WASHINGTON – Before the Howard University and Morehouse College football teams squared off last Saturday at RFK Stadium for the AT&T Nation’s Football Classic, debate teams from both HBCUs tackled some tough topics during the “Game Before the Game.”
The verbal showdown featured fiery rhetoric, sharp witticisms and even a few personal barbs as both teams sought to score points with an enthusiastic crowd.
The near-capacity audience at Howard’s Cramton Auditorium was so engrossed in the debate that many ignored repeated pleas to hold their applause until each debater finished his or her spiel.
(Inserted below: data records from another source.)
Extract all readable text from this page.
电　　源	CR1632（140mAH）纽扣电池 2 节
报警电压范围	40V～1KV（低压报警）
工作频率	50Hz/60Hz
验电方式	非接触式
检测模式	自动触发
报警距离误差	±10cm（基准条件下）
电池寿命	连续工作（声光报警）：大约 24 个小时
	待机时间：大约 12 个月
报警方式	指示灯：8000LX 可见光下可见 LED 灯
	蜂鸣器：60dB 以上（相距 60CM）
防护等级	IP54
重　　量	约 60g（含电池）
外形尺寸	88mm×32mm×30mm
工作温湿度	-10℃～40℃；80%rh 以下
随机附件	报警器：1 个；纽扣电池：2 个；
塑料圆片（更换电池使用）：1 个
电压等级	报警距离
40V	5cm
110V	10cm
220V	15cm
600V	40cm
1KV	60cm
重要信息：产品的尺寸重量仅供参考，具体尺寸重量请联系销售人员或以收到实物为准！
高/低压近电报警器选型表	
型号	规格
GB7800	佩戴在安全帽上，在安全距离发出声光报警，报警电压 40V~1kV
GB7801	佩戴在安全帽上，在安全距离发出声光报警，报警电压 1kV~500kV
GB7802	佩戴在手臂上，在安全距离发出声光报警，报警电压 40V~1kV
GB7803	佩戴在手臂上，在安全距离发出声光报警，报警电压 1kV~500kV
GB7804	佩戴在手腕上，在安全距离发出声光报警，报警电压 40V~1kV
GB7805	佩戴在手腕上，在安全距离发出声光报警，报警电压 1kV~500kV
If any one thing distinguished the debate, it was the fact that when the teams had to argue against something that enjoys widespread support among African-Americans, or conversely, for something that is widely rejected by African-Americans, they did so from a perspective that emphasized themes of empowerment and enfranchisement.
Leaders of both teams said that from a strategic standpoint, it was expedient to advance their arguments in a way that they thought would play well with the predominantly Black audience, as opposed to simply co-opting familiar lines of attack that have already been advanced in mainstream society.
Thus, when Morehouse found itself arguing in support of a national law that would require voter IDs, it did so in a way that addressed the concerns of critics, such as the NAACP, who charge that proposed voter ID requirements are actually conservative-backed attempts to disenfranchise the minority vote.
For instance, to allay the concerns that requiring a voter ID would place an undue financial burden on the poor, the Morehouse team — acting as federal lawmakers — advocated for the federal government to shoulder the cost for the poor to obtain documents necessary to get a voter ID. They also sought to make it convenient for the poor to obtain a voter ID at the local post office or DMV.